I think this is a stdlib issue,
https://github.com/golang/net/blob/022530c41555839e27aec3868cc480fb7b5e33d4/http2/transport.go#L1028
However h2c requests start with a streamID of 3.
https://github.com/golang/net/blob/022530c41555839e27aec3868cc480fb7b5e33d4/http2/transport.go#L836
So requests never get sent in this case.
@CRCinAU Can you try with xcaddy build h2c-proxy-protocol --replace golang.org/x/net=github.com/WeidiDeng/net@h2c-disable-keepalive? You'll need to update the caddy image version to 2.8.0 since older version can't build with this method.
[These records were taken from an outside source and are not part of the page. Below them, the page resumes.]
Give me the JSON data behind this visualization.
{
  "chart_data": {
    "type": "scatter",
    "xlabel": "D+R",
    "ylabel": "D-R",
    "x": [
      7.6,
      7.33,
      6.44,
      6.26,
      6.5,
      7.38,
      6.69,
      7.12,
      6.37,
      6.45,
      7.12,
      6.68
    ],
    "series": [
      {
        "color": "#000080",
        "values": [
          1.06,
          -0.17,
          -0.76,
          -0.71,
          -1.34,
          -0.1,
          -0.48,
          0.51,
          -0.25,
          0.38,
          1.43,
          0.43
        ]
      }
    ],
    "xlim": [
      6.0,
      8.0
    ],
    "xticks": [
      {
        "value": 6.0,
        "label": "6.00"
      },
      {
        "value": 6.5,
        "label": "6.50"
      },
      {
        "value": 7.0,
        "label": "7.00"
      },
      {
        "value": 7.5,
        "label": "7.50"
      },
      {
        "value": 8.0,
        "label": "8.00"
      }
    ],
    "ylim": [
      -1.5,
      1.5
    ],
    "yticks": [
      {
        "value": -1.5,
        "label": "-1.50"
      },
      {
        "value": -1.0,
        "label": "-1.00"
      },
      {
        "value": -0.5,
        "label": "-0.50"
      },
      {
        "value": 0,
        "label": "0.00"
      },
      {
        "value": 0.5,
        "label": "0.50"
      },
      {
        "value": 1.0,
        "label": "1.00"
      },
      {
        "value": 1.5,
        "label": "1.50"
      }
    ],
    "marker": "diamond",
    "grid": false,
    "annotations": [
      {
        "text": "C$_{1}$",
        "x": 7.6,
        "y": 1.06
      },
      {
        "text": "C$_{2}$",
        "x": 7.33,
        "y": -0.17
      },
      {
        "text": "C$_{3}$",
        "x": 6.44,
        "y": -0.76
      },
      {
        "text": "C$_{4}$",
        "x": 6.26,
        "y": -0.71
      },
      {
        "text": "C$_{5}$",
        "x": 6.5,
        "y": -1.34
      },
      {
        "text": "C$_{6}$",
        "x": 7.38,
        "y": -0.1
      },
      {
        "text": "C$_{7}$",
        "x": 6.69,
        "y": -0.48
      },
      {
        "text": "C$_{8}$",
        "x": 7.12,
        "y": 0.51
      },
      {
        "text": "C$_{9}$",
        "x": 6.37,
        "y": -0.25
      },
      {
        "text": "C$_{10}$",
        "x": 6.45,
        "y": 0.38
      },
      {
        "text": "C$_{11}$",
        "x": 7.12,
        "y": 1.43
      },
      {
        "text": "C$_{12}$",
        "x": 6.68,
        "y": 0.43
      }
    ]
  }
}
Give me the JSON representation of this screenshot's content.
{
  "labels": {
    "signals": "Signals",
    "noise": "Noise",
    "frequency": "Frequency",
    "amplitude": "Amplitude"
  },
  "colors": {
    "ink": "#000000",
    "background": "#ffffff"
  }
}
@WeidiDeng - Sorry, I'm not the best with Caddy or its build process - I tried the following modified Dockerfile based on the above:
FROM caddy:2.8.0-builder AS builder
RUN xcaddy build h2c-proxy-protocol --replace golang.org/x/net=github.com/WeidiDeng/net@h2c-disable-keepalive
FROM caddy:2.8.0
COPY --from=builder /usr/bin/caddy /usr/bin/caddy
However it complains there isn't a tag for caddy:2.8.0 or caddy:2.8.0-builder
ie:
ERROR: failed to solve: caddy:2.8.0-builder: failed to resolve source metadata for docker.io/library/caddy:2.8.0-builder: no match for platform in manifest: not found
Looking at the tags on Docker Hub, I can see that there is a builder and latest tag updated 2 hours ago, and they do have linux/amd64 images listed. Would it be ok to use :builder and :latest for this test?
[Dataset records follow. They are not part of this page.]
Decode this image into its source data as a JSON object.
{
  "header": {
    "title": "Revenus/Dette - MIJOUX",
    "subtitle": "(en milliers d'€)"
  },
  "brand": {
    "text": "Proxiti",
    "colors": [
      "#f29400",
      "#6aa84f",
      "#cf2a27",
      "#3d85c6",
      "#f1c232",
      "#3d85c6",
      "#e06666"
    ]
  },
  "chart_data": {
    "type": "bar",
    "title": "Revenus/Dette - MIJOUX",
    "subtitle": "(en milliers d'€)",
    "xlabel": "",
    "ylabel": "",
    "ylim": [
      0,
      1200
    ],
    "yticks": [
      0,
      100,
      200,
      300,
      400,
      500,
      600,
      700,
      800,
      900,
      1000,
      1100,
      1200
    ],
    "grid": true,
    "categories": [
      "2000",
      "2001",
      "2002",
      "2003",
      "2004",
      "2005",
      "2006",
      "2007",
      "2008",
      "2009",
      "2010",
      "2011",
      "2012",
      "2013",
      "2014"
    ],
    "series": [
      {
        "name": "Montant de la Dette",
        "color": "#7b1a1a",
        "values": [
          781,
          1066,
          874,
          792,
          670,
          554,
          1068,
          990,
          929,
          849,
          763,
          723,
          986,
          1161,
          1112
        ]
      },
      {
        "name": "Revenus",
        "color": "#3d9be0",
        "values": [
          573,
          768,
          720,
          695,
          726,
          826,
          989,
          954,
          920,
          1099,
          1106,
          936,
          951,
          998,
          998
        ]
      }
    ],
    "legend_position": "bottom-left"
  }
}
EDIT: I noticed there are images for caddy:2.8-builder and caddy:2.8 - which I tried, but that errored out with:
=> ERROR [builder 2/2] RUN xcaddy build h2c-proxy-protocol --replace golang.org/x/net=github.com/WeidiDeng/net@h2c-disable-keepalive
[ERROR] missing flag; caddy version already set at h2c-proxy-protocol
That builder has the wrong xcaddy version 0.4.1 instead of the latest 0.4.2. It'll be a while before the docker is ready.
Built ok now, and I can confirm I'm seeing HTTP/2.0 requests to the backend, and it looks to be the correct IP address reported to the backend via the proxy protocol.